Er handelt, ja: von einem Ei. Natürlich nicht nur, wie bei Loriot sitzt ein Rentnerpaar am Frühstückstisch, spießig und karikiert bis zum Umfallen; die Kaffeeflecken auf der Tischdecke werden mit der Zuckerdose verdeckt, der Lebensinhalt scheint in der Kontrolle der Kühlschranktemperatur zu bestehen. Herr und Frau Gröttrup sitzen gerade erst, als ihre Routine unterbrochen wird: Herr Gröttrup stellt fest, dass sein Ei nicht hart ist, wie sonst; Dotter spritzt auf die Krawatte.
Dann gibt es einen Schnitt, einen Perspektivwechsel – und dann erzählt das Ei. Crazy idea, kann man jetzt finden, findet immerhin die Jury, zumal Sharon Dodua Otoo etwas wie einen Geist erschaffen hat, der nicht nur als Ei gerechten Schaden anrichtet, sondern auch in einem roten Teppich zum Leben erweckt werden kann, etwa, wenn Helmut Kohl die vierte Bundestagswahl gewinnt, und wenigstens unterwegs zum Podium noch schnell zu Fall gebracht werden soll.
„Großartiger Hass!“, wird das bewertet – ganz auf Deutsch. Wie das Paar sich schon morgens kaputt macht!
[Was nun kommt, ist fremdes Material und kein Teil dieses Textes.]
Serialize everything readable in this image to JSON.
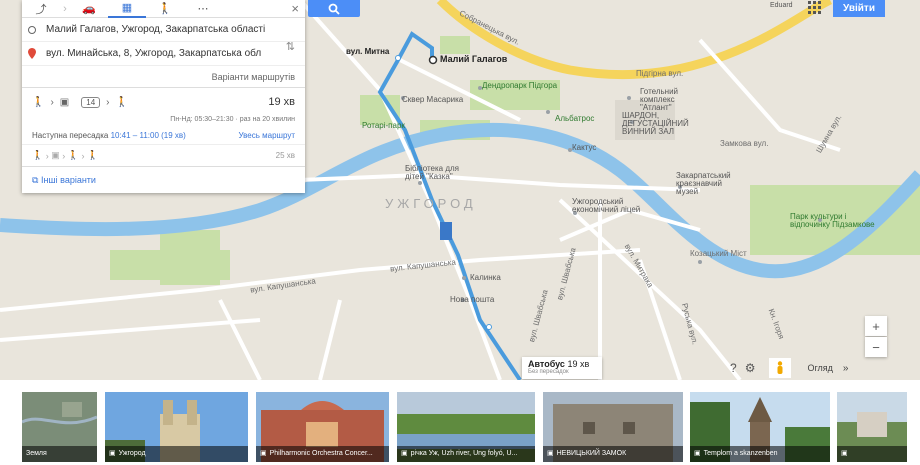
{
  "modes": {
    "items": [
      {
        "icon": "directions-icon",
        "glyph": "⤴",
        "active": false
      },
      {
        "icon": "car-icon",
        "glyph": "🚗",
        "active": false
      },
      {
        "icon": "bus-icon",
        "glyph": "▦",
        "active": true
      },
      {
        "icon": "walk-icon",
        "glyph": "🚶",
        "active": false
      },
      {
        "icon": "more-icon",
        "glyph": "⋯",
        "active": false
      }
    ],
    "close": "×"
  },
  "route_inputs": {
    "origin": "Малий Галагов, Ужгород, Закарпатська області",
    "destination": "вул. Минайська, 8, Ужгород, Закарпатська обл",
    "variants_label": "Варіанти маршрутів"
  },
  "route_main": {
    "bus_number": "14",
    "duration": "19 хв",
    "schedule": "Пн-Нд: 05:30–21:30 · раз на 20 хвилин",
    "next_label": "Наступна пересадка",
    "next_time": "10:41 – 11:00 (19 хв)",
    "full_route": "Увесь маршрут"
  },
  "route_alt": {
    "duration": "25 хв"
  },
  "other_options": "Інші варіанти",
  "topbar": {
    "enter": "Увійти",
    "user": "Eduard"
  },
  "controls": {
    "zoom_in": "+",
    "zoom_out": "−",
    "review": "Огляд",
    "help": "?",
    "settings": "⚙",
    "chevron": "»"
  },
  "bus_info": {
    "title": "Автобус",
    "duration": "19 хв",
    "sub": "Без пересадок"
  },
  "map_labels": {
    "malyi_halahov": "Малий Галагов",
    "mytna": "вул. Митна",
    "sobranetska": "Собранецька вул.",
    "pidhirna": "Підгірна вул.",
    "hotel_atlant": "Готельний комплекс \"Атлант\"",
    "shardon": "ШАРДОН, ДЕГУСТАЦІЙНИЙ ВИННИЙ ЗАЛ",
    "kaktus": "Кактус",
    "albatros": "Альбатрос",
    "dendropark": "Дендропарк Підгора",
    "uzh": "УЖГОРОД",
    "library": "Бібліотека для дітей \"Казка\"",
    "skver": "Сквер Масарика",
    "rotari": "Ротарі-парк",
    "kapushanska": "вул. Капушанська",
    "kapushanska2": "вул. Капушанська",
    "kalyna": "Калинка",
    "vil": "Нова пошта",
    "uzhgorod_nat": "Ужгородський економічний ліцей",
    "krai_muzei": "Закарпатський краєзнавчий музей",
    "park": "Парк культури і відпочинку Підзамкове",
    "mytropolit": "вул. Митрака",
    "shumna": "Шумна вул.",
    "russka": "Руська вул.",
    "veresh": "вул. Швабська",
    "vyhod": "вул. Швабська",
    "zamkova": "Замкова вул.",
    "knyazhna": "Кн. Ігоря",
    "krasnyi": "Козацький Міст"
  },
  "photos": [
    {
      "label": "Земля",
      "icon": "globe-icon"
    },
    {
      "label": "Ужгород",
      "icon": "camera-icon"
    },
    {
      "label": "Philharmonic Orchestra Concer...",
      "icon": "camera-icon"
    },
    {
      "label": "річка Уж, Uzh river, Ung folyó, U...",
      "icon": "camera-icon"
    },
    {
      "label": "НЕВИЦЬКИЙ ЗАМОК",
      "icon": "camera-icon"
    },
    {
      "label": "Templom a skanzenben",
      "icon": "camera-icon"
    },
    {
      "label": "",
      "icon": "camera-icon"
    }
  ]
}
Bestimmt, das könnte großartig sein. Dass die Stille in der Küche „messerscharf“ ist, es „angenehm“ nach frischgebackenem Brot duftet, Herr Gröttrup „mit sichtlich großer Freude“ die Zeitung liest – und unter größtmöglicher Vermeidung des Wortes „Mann“ aus einem „jemand“ ein „jemensch“ wird – könnte aber auch gar nicht so lustig wie angenommen sein, sondern schlichtweg Klamauk. Literarisch „fein gearbeitet“, wie hier so gern gesagt wird, wirkt es jedenfalls nicht.
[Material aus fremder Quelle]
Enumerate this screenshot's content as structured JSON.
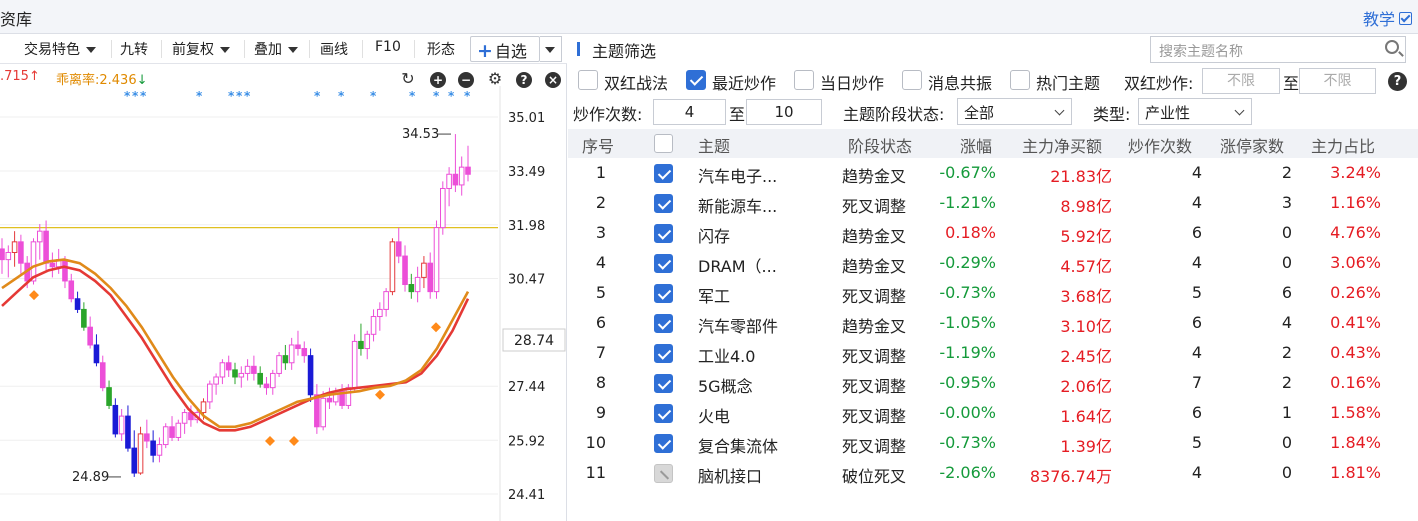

So oder so ist heute Tag der Haltung, die Jury auch beim Verreißen ganz einstimmig: „völlig missglückt“ nennt Meike Feßmann den vorletzten Text des diesjährigen Wettbewerbs, geschrieben von Astrid Sozio, aus Sicht einer alternden, weißen Frau, voller Ressentiments gegenüber den Flüchtlingen in ihrer Stadt; sie will das Mädchen aus Ghana nicht bei sich wohnen lassen, das plötzlich bei ihr auftaucht – obwohl sie Platz hätte, ein Hotel besitzt. Die Zimmer sind frei.
„Zu eng“, „zu wenig“, „zu schematisch“, „trivialisiert“: in Klagenfurt dreht man noch mal auf. „Das muss so kritisch gearbeitet sein, dass man sich nicht fragt: ist die Autorin naiv oder will sie provozieren?“ Und dann noch diese zärtliche Geste zwischen der alten Frau und dem Mädchen, ganz flüchtig halten sie sich an der Hand – muss das sein? „Kurzschlussliteratur“, sagt Sandra Kegel, nichts als eine Geste, die uns weismachen will, es könne doch noch alles anders werden. Als könnten wir doch noch zusammen finden, als würden wir uns doch noch verstehen.
Als würde die Welt doch noch gut, sagt sie. Dann ist Mittagspause und die Welt wieder draußen. „Den Kaiserschmarrn mit Apfelsoß?“ Entschieden wird morgen.